Anhaltende Kritik an Mahrer: Ein Mann, sieben Funktionen

WKÖ-Chef Harald Mahrer soll auch OeNB-Präsident werden
Rote sprechen von „Postenschacher“. Macht des Notenbank-Präsidenten ist relativ.

„Wenn der Bundeskanzler weiterhin alle Spitzenpositionen mit Freunden besetzt, sollte er sich neben Harald Mahrer zumindest einen zweiten Freund suchen“, sagt Hans Arsenovic, Regionalsprecher der Wirtschaftskammer Wien, scherzhaft zur Ernennung von Harald Mahrer als Präsident der Österreichischen Nationalbank (OeNB).

Andere – allen voran die SPÖ – sprechen weniger freundlich von „Postenschacher“ und einer „ ÖVP im Machtrausch“. Mahrer ist ja ehemaliger Wirtschaftsminister und ein enger Vertrauter von Kanzler Kurz.

SPÖ-Finanzsprecher Jan Krainer stört etwa, dass Mahrer „seine künftige Funktion als OeNB-Präsident fälschlicherweise offenbar nur als einen weiteren seiner vielen Nebenjobs betrachtet“.

„Die Multitasking-Fähigkeit und Wandlungsfähigkeit von Harald Mahrer scheint unbegrenzt“, schreibt der Vorsitzende der Fraktion Sozialdemokratischer Gewerkschafter (FSG), Rainer Wimmer, in einer Aussendung. „Die ÖVP befindet sich im Machtrausch und sorgt dafür, dass jede wichtige Position in diesem Land mit engsten Vertrauten von Bundeskanzler Kurz besetzt wird - und das unabhängig von entsprechender Qualifikation oder Unvereinbarkeiten.“

Ämterkumulierung: Mahrer weist Kritik zurück

Der 45-jährige hat nun inklusive dem Job in der Notenbank sieben Führungs- bzw. Aufsichtspositionen inne: Mahrer ist Präsident des ÖVP-Wirtschaftsbundes, als solcher ist er auch Präsident der Wirtschaftskammer Österreich (WKÖ) und Obmann der Sozialversicherung der gewerblichen Wirtschaft(SVA). Mahrer sitzt auch im Präsidium des Wirtschaftsforschungsinstituts (Wifo), er ist im Aufsichtsorgan der Sporthilfe und Chef einer eigenen Firma.
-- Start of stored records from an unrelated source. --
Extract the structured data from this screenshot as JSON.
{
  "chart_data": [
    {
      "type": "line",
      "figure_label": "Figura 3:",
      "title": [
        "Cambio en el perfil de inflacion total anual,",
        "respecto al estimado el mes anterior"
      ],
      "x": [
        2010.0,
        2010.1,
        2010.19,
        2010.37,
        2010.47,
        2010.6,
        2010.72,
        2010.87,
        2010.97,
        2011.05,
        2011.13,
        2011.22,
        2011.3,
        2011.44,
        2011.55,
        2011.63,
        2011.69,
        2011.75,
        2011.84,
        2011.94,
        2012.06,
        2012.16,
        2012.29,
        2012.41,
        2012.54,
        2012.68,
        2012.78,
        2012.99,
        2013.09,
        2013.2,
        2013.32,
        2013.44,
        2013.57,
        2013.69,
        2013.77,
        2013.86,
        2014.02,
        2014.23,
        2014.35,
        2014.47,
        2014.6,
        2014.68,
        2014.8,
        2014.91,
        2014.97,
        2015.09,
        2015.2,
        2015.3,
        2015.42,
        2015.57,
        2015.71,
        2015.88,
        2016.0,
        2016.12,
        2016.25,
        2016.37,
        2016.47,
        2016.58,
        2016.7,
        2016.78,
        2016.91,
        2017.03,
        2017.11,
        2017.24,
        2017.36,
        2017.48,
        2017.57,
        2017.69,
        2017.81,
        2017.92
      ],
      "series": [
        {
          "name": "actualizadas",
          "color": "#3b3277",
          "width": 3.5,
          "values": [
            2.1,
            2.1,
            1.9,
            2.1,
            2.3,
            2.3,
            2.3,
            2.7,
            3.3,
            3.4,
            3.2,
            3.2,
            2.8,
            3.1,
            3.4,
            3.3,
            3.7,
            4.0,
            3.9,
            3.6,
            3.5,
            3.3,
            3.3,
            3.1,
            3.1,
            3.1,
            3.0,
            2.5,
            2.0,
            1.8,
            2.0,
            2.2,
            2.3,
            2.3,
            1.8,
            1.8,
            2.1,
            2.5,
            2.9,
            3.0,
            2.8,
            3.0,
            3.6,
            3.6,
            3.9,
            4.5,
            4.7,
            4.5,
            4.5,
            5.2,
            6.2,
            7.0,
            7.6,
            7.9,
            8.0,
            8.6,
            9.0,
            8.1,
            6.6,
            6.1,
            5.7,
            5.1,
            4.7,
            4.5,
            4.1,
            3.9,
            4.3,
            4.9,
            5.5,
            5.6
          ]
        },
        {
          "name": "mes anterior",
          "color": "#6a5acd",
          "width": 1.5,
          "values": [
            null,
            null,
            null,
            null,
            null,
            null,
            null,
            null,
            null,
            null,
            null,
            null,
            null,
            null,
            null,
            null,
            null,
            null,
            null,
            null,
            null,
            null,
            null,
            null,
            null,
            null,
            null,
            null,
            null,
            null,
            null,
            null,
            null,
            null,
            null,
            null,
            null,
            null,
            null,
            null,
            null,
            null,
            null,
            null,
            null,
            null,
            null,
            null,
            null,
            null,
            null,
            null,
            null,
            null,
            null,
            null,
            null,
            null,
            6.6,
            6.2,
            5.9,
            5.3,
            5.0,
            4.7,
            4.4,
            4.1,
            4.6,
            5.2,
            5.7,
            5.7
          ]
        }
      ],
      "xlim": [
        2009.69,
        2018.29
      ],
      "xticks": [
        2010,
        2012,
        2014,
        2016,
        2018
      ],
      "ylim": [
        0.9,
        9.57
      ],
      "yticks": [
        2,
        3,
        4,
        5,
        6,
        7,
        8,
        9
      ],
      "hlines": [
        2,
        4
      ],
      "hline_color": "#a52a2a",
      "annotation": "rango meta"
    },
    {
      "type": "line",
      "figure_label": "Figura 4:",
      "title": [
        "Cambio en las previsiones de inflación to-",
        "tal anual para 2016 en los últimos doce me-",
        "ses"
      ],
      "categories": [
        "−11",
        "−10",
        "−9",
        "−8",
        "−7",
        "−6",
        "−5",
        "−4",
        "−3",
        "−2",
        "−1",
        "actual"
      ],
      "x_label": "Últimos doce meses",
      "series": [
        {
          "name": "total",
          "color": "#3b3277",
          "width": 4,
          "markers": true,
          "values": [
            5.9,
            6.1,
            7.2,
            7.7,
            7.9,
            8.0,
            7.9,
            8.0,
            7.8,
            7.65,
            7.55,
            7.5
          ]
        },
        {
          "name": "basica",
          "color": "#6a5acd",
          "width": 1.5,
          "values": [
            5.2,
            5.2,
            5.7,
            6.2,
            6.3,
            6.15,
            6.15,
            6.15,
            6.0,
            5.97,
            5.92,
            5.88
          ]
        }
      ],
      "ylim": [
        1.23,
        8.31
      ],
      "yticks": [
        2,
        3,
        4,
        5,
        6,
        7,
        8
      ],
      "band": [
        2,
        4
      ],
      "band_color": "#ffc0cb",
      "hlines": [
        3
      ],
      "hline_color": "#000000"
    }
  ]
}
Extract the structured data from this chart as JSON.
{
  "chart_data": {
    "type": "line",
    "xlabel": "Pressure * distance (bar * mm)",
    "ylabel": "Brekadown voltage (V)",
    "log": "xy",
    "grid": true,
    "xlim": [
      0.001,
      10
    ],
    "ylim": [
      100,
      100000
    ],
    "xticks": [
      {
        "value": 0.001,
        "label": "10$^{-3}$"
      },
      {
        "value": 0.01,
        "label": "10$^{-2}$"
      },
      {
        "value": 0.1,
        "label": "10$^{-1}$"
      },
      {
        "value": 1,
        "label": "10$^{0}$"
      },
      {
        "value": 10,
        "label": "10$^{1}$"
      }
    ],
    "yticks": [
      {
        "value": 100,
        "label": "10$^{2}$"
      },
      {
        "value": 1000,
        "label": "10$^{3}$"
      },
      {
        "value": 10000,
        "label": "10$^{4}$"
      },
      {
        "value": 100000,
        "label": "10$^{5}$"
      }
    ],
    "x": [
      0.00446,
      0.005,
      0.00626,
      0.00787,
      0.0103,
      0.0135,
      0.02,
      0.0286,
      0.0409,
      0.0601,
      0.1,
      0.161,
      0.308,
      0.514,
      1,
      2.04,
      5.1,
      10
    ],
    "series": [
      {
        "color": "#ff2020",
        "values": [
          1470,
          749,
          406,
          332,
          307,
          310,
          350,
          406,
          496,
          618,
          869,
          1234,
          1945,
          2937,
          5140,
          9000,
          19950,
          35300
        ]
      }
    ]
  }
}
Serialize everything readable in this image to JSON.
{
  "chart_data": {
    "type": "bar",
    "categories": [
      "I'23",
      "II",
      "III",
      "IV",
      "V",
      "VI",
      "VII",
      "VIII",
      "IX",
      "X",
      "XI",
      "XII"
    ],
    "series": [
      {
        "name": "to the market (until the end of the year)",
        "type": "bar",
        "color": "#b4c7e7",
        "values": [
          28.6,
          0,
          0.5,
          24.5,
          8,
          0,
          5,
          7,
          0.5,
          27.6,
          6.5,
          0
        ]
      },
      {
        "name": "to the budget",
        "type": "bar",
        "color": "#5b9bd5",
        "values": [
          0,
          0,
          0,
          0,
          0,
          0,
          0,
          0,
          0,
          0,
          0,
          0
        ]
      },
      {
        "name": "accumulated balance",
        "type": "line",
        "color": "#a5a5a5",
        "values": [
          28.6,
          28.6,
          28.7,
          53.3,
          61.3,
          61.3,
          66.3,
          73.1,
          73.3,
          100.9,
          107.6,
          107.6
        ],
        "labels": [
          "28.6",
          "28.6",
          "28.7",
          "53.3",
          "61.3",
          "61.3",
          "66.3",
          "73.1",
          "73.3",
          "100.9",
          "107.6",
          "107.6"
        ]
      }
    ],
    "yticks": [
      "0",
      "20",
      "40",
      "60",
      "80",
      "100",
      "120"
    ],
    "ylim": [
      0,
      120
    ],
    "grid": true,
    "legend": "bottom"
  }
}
Den Vorwurf der Ämterkumulierung bzw. der Unvereinbarkeit – Mahrer ist nun ja Teil der Bankenaufsicht und höchster Wirtschaftsvertreter des Landes – weist er zurück. Im Aufsichtsgremium der OeNB seien schon früher Repräsentanten der Sozialpartner vertreten gewesen, sagt er.

Außerhalb der Politik sieht man die Mehrfachfunktionen als heikel an. Ein OeNB-Kenner relativiert aber gegenüber dem KURIER: „Das Präsidentenamt ist großteils ein repräsentatives, die Entscheidungsgewalt ist überschaubar.“ Zu bedenken sei allerdings: „Interessenskonflikte werden freilich umso häufiger, je mehr Ämter man innehat.“ Andere kritisieren, dass Mahrer bei so vielen Positionen wohl wenig Zeit für größere Projekte – etwa die Kammerreform – bleibt.

Mahrers Vorgänger bei der WKÖ, Christoph Leitl, hatte übrigens zehn ehrenamtlichen Funktionen – nur war er eben nicht im Aufsichtsorgan der OeNB.

Mitterlehner: "Eigenartige Entscheidungskultur"

Mahrer sprach von der großen wirtschaftspolitischen Bedeutung der OeNB. Es sei ihm ein großes Anliegen, dass die österreichische Bankenszenerie gut funktioniere, deshalb habe er das Angebot, Notenbankpräsident zu werden, gerne angenommen.

Im Gespräch für den Posten war auch Ex-ÖVP-Chef Reinhold Mitterlehner. Nach seinem Ausstieg aus der Politik habe ihm Kurz das Amt zwei Mal angeboten, sagte er der Presse. Er selbst habe nach der Nationalratswahl Interesse bekundet, im Mai von Kurz aber die Information bekommen, dass die Sache „schwierig“ sei, weil die FPÖ auf den Präsidentenposten beharre.

Umso erstaunter war Mitterlehner, als er vom Kanzler erfuhr, dass die ÖVP nun doch den Posten bekomme – und Mahrer zum Zug kommt. „Eine eigenartige Entscheidungskultur, aber sie passt stimmig zur Gesamtentwicklung“, so Mitterlehner mit einem Seitenhieb auf Kurz.